A multi-manager fund is an investment product that consists of multiple specialized funds. Each specialized fund may invest across different sectors and markets, or in the same asset class but have different investment styles. For example, large cap value fund versus large cap growth fund.

Multi-manager funds are often custom tailored products offered by an asset manager, mostly by the asset or wealth management division of a large investment bank or private bank. They can consists of funds from outside asset managers, like a hedge fund, but mostly consist solely from funds managed by the multi-manager fund marketer itself.

They differ from funds-of-funds in that they do not raise capital from multiple investors as they are custom tailored. But the term Multi-manager fund is often also associated with funds where assets are commingled from multiple investors when multi-manager funds are marketed and thus can represent a fund-of-funds.

Independent or more specialized asset managers like hedge fund firms or private equity firms may offer so-called separate managed accounts to a single investor who commits a large amount of capital and pursues a manager of managers approach. Such a private investment vehicles is not a fund, is not marketed and is not a multi-manager investment product.
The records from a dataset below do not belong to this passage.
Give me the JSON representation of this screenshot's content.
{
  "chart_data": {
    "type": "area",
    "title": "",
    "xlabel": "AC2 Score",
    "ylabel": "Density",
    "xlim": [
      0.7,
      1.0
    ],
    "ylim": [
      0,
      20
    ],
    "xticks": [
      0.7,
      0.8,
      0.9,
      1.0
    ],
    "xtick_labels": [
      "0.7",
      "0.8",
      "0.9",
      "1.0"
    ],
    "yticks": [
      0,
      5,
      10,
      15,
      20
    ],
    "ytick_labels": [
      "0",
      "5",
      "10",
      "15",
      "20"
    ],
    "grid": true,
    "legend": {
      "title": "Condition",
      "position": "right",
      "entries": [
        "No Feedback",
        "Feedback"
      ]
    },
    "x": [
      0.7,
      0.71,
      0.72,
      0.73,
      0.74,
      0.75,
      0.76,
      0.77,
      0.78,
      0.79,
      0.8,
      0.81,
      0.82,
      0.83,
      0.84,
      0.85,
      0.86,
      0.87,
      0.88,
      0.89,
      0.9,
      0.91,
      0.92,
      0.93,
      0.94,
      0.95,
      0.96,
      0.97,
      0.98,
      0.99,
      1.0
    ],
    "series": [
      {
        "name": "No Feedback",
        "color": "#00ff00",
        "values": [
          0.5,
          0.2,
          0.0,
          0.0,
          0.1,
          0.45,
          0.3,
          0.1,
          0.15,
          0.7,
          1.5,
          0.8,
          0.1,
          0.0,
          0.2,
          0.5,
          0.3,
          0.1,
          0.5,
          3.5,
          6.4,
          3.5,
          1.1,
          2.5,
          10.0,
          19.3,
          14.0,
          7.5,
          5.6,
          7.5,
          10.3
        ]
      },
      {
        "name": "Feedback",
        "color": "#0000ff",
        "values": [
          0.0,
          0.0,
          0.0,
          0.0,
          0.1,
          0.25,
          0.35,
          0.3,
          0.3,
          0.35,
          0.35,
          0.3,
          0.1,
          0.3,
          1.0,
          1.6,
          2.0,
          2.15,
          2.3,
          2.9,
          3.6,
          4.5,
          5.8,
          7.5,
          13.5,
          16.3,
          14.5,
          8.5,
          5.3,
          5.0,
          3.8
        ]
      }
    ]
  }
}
On the other hand, multi-manager funds are offered with much less capital need to invest. Multi-manager funds are therefore often part of the whole service catalog of a wealth management division of an investment bank or private bank.

The theory of multi-manager funds is founded on the premise that not all investment managers are good in all markets and that not all managers are successful at all times. Spreading the investment money across different asset classes or markets allows the investor to achieve the necessary diversification, reducing risk without sacrificing the return. However, as the main marketers and providers are large investment banks or private banks, sales staff or private client advisors may are subject to conflicts of interest as they are selling an investment product consisting of funds from their employer where bonuses are paid on the basis of underlying fund fee revenue and invested capital into the multi-manager fund. In addition, the multi-manager fund itself charges also fees.